Finally, in Commonwealth v. Armor, 398 A.2d 173 (Penn. 1978), wherein the petitioner’s ex-wife had married a member of the Montgomery County Bench, the Court held:
… though the record did not reveal any bias, prejudice or unfairness, the need to keep the judicial system above reproach precludes any judge of the Court of Common Pleas of Montgomery County from ruling on a child support dispute, which necessarily involved the marriage.
In so holding, the Pennsylvania Court further stated that allowing such judge to rule on the pending, action would “tend to weaken the public confidence in a court that has established an enviable record of performance and service,” and concluded with words which are most appropriate to the matter at hand:
… our detailed review of this record does not reveal a single instance of bias, prejudice or unfairness. Nevertheless, the judicial system must be kept, like Caesar’s wife, above reproach. (Emphasis added.)

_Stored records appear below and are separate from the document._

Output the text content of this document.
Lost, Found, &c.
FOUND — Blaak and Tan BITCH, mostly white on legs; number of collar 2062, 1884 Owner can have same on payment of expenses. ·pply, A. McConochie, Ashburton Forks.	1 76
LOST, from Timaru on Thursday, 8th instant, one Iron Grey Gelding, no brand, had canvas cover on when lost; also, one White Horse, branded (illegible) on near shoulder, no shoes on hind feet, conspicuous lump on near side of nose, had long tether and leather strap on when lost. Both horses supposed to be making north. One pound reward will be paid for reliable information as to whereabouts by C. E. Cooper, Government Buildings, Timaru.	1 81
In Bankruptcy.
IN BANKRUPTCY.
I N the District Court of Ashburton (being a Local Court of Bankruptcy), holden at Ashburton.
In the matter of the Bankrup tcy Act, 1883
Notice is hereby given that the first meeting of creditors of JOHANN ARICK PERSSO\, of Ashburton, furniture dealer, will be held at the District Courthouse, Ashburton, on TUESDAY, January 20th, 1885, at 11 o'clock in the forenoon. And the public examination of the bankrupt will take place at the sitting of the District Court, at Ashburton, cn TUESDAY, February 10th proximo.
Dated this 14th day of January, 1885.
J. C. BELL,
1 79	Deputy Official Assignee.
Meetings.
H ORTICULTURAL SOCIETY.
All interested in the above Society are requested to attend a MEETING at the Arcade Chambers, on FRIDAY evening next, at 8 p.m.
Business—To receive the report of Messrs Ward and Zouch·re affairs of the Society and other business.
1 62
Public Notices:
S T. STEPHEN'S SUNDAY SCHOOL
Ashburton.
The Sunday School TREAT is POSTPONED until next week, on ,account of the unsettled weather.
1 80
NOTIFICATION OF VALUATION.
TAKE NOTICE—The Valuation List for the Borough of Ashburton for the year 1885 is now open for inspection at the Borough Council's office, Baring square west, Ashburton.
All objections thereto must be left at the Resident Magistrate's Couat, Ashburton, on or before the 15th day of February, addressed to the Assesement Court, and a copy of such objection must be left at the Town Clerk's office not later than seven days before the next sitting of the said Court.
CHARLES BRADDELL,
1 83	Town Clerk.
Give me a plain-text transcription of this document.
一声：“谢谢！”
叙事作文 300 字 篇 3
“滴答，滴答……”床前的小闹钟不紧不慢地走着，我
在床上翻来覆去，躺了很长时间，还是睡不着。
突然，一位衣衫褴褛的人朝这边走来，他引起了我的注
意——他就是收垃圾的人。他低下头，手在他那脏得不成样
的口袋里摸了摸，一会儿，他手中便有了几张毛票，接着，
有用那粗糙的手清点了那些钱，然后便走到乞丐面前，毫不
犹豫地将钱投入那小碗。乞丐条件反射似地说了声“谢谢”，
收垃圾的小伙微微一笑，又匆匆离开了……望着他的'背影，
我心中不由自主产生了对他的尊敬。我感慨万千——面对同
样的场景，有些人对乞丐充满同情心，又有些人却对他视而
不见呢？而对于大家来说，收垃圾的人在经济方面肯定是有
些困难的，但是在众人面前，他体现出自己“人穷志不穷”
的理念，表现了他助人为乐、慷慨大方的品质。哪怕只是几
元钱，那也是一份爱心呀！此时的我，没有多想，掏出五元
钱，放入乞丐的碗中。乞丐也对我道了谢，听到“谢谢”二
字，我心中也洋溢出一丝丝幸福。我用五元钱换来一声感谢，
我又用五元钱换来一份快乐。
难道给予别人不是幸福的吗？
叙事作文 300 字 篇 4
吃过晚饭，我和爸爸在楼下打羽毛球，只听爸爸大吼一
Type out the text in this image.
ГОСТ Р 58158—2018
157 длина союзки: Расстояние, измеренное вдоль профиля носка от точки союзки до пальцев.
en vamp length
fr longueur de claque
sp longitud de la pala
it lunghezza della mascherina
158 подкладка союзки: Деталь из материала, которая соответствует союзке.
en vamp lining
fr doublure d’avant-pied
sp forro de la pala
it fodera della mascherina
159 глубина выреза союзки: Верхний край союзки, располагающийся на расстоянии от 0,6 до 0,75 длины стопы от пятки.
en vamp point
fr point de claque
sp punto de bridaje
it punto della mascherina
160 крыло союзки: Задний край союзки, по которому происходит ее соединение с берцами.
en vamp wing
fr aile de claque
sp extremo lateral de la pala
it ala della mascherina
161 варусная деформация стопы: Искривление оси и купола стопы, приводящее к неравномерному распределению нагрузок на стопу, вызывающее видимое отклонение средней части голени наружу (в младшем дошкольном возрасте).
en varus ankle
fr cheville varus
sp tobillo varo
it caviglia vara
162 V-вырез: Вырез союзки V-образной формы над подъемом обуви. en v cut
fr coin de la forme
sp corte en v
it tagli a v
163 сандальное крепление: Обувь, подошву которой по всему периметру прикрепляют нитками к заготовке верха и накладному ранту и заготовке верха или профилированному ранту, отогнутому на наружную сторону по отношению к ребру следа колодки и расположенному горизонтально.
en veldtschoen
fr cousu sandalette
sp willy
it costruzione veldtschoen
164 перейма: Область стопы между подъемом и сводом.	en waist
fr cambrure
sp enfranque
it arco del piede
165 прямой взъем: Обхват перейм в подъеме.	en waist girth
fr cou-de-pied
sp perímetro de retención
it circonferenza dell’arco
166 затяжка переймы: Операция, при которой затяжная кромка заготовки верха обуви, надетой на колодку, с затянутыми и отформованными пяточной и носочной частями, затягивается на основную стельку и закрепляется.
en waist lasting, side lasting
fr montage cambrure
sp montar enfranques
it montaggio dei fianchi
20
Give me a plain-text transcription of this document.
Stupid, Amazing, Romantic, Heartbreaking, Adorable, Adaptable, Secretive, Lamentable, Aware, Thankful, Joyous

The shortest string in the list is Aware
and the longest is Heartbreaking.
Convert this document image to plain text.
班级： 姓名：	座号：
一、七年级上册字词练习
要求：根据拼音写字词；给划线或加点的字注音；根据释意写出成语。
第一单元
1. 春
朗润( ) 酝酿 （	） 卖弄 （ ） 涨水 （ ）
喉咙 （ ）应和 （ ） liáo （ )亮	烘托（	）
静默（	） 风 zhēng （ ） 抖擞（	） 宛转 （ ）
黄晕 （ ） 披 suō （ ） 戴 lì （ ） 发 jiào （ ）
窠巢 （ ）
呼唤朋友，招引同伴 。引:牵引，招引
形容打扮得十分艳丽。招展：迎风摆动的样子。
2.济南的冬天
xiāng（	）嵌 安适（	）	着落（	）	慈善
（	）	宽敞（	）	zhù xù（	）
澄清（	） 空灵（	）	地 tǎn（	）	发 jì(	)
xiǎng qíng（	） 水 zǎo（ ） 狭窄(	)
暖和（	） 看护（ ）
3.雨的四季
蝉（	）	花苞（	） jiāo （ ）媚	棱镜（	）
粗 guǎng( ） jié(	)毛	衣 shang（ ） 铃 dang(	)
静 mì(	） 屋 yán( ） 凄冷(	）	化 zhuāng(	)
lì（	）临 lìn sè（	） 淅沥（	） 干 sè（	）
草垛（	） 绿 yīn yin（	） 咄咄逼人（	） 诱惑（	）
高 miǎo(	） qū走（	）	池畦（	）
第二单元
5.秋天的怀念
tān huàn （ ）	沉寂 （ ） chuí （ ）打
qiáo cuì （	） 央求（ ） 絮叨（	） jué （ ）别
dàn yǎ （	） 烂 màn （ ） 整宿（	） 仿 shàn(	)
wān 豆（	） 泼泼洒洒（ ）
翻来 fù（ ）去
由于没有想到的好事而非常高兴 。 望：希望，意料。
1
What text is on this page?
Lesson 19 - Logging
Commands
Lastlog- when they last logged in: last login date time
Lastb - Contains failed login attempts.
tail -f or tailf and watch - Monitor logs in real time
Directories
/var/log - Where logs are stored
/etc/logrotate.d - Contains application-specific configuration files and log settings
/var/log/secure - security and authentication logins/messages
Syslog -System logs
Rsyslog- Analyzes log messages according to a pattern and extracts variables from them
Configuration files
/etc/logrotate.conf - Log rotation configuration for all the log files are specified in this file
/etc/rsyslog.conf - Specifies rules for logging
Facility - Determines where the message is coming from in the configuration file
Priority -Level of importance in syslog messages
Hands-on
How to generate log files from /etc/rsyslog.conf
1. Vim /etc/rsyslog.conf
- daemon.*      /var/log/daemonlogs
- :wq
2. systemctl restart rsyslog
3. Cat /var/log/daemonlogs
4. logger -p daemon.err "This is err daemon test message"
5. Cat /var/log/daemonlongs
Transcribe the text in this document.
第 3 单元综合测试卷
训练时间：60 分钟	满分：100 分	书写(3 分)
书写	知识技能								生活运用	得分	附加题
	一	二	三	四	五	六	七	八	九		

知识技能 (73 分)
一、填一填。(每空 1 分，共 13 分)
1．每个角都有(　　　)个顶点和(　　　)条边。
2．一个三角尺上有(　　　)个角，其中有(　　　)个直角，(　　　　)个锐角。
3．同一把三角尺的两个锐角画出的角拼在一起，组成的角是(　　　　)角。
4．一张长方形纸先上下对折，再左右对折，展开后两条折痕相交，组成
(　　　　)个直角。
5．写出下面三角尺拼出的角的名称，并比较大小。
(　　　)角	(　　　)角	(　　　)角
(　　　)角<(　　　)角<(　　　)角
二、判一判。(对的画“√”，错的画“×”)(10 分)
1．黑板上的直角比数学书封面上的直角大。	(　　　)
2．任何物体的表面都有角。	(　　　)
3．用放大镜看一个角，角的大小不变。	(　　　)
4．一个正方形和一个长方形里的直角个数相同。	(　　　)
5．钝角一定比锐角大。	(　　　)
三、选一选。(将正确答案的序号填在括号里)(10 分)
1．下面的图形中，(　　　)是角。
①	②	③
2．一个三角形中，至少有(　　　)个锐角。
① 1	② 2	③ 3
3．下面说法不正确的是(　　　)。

Simply stated, the public must believe in the absolute integrity and impartiality of its judges, and it is the obligation of this Commission to support and encourage such belief. Consequently, even without a showing of actual bias, prejudice or unfairness, and regardless of the merits or timeliness of a Motion to Recuse, this Commission concludes that it is inappropriate for any trial court judge to preside in any action wherein one of the parties holds a judicial office on the same or any other court which sits in the same circuit. Accordingly, the question posed is answered in the negative.
[Pertinent Code of Judicial Conduct provisions: Canons 1, Rule 2.11. Cross reference to other relevant opinions for review: #142, #153, #168, #182, #199, #200.]